The core challenge limiting the potential of the Global Partnership as a dialogue platform is reflected in the tension between the search for relevance beyond a narrowly defined field of development cooperation and the added value of the platform in promoting improvements in aid quality. The platform currently confuses the need for engagement on optimal cooperation processes (e.g. division of labour, use of new instruments) with the need for actors to pursue a common agenda in terms of the substance of that cooperation (e.g. taxation, knowledge sharing). As highlighted in the draft Communiqué, Mexico City delegates are expected to discuss how to link the partnership to the still undetermined post-2015 agenda signalling support for agreement on future funding priorities.

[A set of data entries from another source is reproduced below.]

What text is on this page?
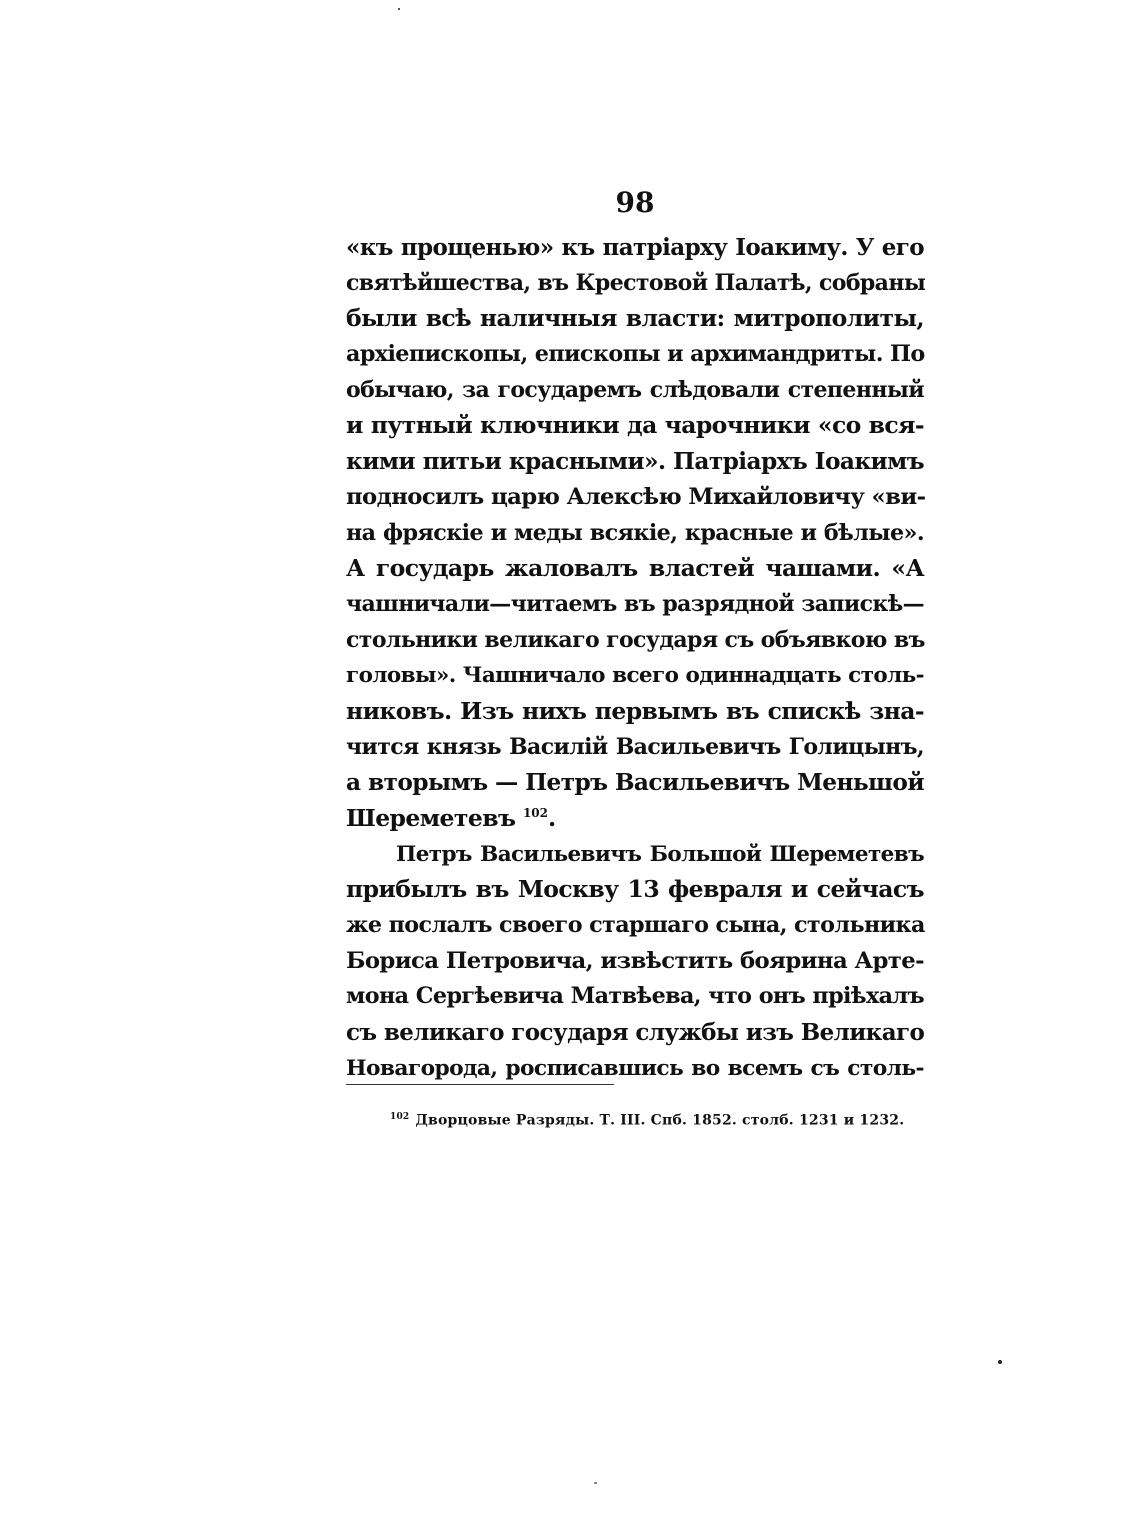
98
«къ прощенью» къ патріарху Іоакиму. У его
святѣйшества, въ Крестовой Палатѣ, собраны
были всѣ наличныя власти: митрополиты,
архіепископы, епископы и архимандриты. По
обычаю, за государемъ слѣдовали степенный
и путный ключники да чарочники «со вся-
кими питьи красными». Патріархъ Іоакимъ
подносилъ царю Алексѣю Михайловичу «ви-
на фряскіе и меды всякіе, красные и бѣлые».
А государь жаловалъ властей чашами. «А
чашничали—читаемъ въ разрядной запискѣ—
стольники великаго государя съ объявкою въ
головы». Чашничало всего одиннадцать столь-
никовъ. Изъ нихъ первымъ въ спискѣ зна-
чится князь Василій Васильевичъ Голицынъ,
а вторымъ — Петръ Васильевичъ Меньшой
Шереметевъ $^{102}$.
Петръ Васильевичъ Большой Шереметевъ
прибылъ въ Москву 13 февраля и сейчасъ
же послалъ своего старшаго сына, стольника
Бориса Петровича, извѣстить боярина Арте-
мона Сергѣевича Матвѣева, что онъ пріѣхалъ
съ великаго государя службы изъ Великаго
Новагорода, росписавшись во всемъ съ столь-
$^{102}$ Дворцовые Разряды. Т. III. Спб. 1852. столб. 1231 и 1232.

An emphasis on fostering a ‘catalytic’ role for development cooperation similarly implies a search for a shared vision of what purposes these external inputs should serve. The engagement on substance represents a strong shift from the earlier Paris Declaration process that focused purely on how to best manage development cooperation and refrained from engaging in the ‘what’ of cooperation.

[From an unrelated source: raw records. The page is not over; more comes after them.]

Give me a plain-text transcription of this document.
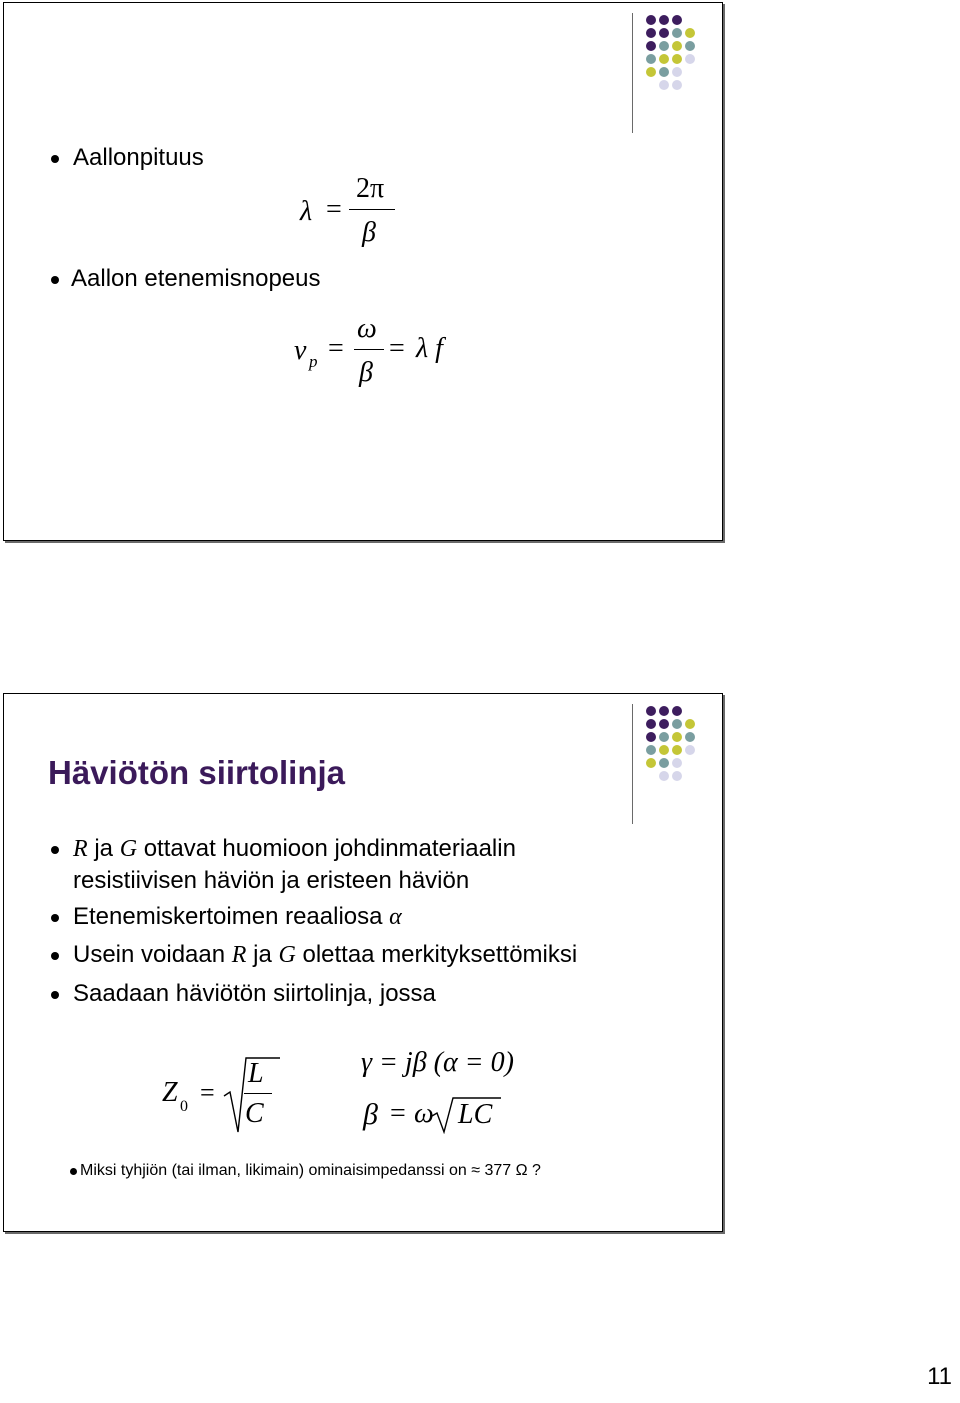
Aallonpituus
λ =
2π
β
Aallon etenemisnopeus
v p =
ω
β
= λ f
Häviötön siirtolinja
R ja G ottavat huomioon johdinmateriaalin
resistiivisen häviön ja eristeen häviön
Etenemiskertoimen reaaliosa α
Usein voidaan R ja G olettaa merkityksettömiksi
Saadaan häviötön siirtolinja, jossa
Z 0 =
L
C
γ = jβ (α = 0)
β = ω LC
Miksi tyhjiön (tai ilman, likimain) ominaisimpedanssi on ≈ 377 Ω ?
11
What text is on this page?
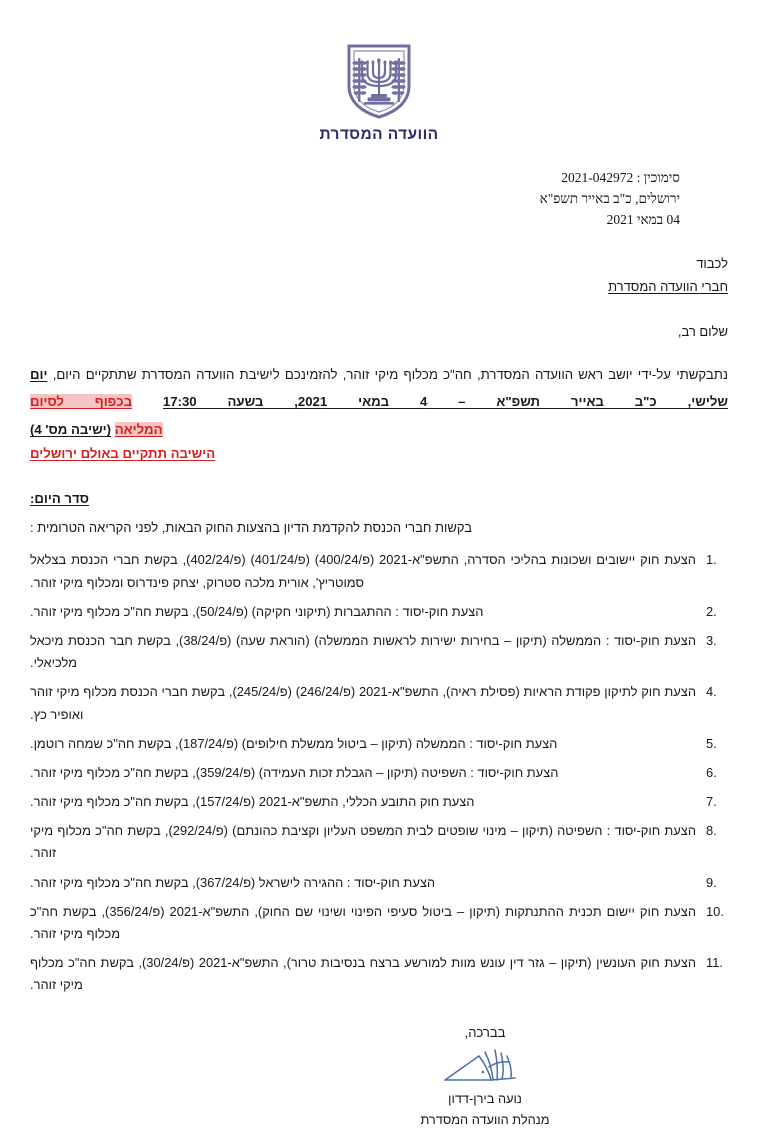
הוועדה המסדרת
סימוכין : 2021-042972
ירושלים, כ"ב באייר תשפ"א
04 במאי 2021
לכבוד
חברי הוועדה המסדרת
שלום רב,
נתבקשתי על-ידי יושב ראש הוועדה המסדרת, חה"כ מכלוף מיקי זוהר, להזמינכם לישיבת הוועדה המסדרת שתתקיים היום, יום שלישי, כ"ב באייר תשפ"א – 4 במאי 2021, בשעה 17:30 בכפוף לסיום
המליאה (ישיבה מס' 4)
הישיבה תתקיים באולם ירושלים
סדר היום:
בקשות חברי הכנסת להקדמת הדיון בהצעות החוק הבאות, לפני הקריאה הטרומית :
הצעת חוק יישובים ושכונות בהליכי הסדרה, התשפ"א-2021 (פ/400/24) (פ/401/24) (פ/402/24), בקשת חברי הכנסת בצלאל סמוטריץ', אורית מלכה סטרוק, יצחק פינדרוס ומכלוף מיקי זוהר.
הצעת חוק-יסוד : ההתגברות (תיקוני חקיקה) (פ/50/24), בקשת חה"כ מכלוף מיקי זוהר.
הצעת חוק-יסוד : הממשלה (תיקון – בחירות ישירות לראשות הממשלה) (הוראת שעה) (פ/38/24), בקשת חבר הכנסת מיכאל מלכיאלי.
הצעת חוק לתיקון פקודת הראיות (פסילת ראיה), התשפ"א-2021 (פ/246/24) (פ/245/24), בקשת חברי הכנסת מכלוף מיקי זוהר ואופיר כץ.
הצעת חוק-יסוד : הממשלה (תיקון – ביטול ממשלת חילופים) (פ/187/24), בקשת חה"כ שמחה רוטמן.
הצעת חוק-יסוד : השפיטה (תיקון – הגבלת זכות העמידה) (פ/359/24), בקשת חה"כ מכלוף מיקי זוהר.
הצעת חוק התובע הכללי, התשפ"א-2021 (פ/157/24), בקשת חה"כ מכלוף מיקי זוהר.
הצעת חוק-יסוד : השפיטה (תיקון – מינוי שופטים לבית המשפט העליון וקציבת כהונתם) (פ/292/24), בקשת חה"כ מכלוף מיקי זוהר.
הצעת חוק-יסוד : ההגירה לישראל (פ/367/24), בקשת חה"כ מכלוף מיקי זוהר.
הצעת חוק יישום תכנית ההתנתקות (תיקון – ביטול סעיפי הפינוי ושינוי שם החוק), התשפ"א-2021 (פ/356/24), בקשת חה"כ מכלוף מיקי זוהר.
הצעת חוק העונשין (תיקון – גזר דין עונש מוות למורשע ברצח בנסיבות טרור), התשפ"א-2021 (פ/30/24), בקשת חה"כ מכלוף מיקי זוהר.
בברכה,
נועה בירן-דדון
מנהלת הוועדה המסדרת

The efforts to link actors’ commitments to improve how they engage globally to a shared understanding of content-related priorities contradicts the spirit of Busan, which highlighted the importance of adapting approaches to locally-specific needs and promoted a ‘global-light and country-heavy’ approach to governing development cooperation. This approach was seen as better suited to respect the diversity of country-specific development challenges and the varied actor constellations engaged in addressing them. Despite efforts by some actors to decentralise operations and empower their field representations, development cooperation still remains highly centralised, challenging cooperation providers to make a ‘leap of faith’ in empowering country-led cooperation frameworks. The Busan outcome document failed to make a definite decision to foster this and instead struck a compromise between the promotion of local relevance and the need for an internationally binding code of conduct that creates a basis for accountability.
Regardless of the outcome of the post-2015 discussions, for which Mexico City provides an important ‘warm up’ exercise, it is likely that actors will continue to pursue their own individual interests across different country contexts. The principal question therefore is to what extent a global dialogue is needed to advance effective cooperation on the ground. Raising this question in Mexico is key to determining the value added of this process in relation to others, and ultimately to rediscovering its purpose to foster enabling conditions for effective country-led cooperation.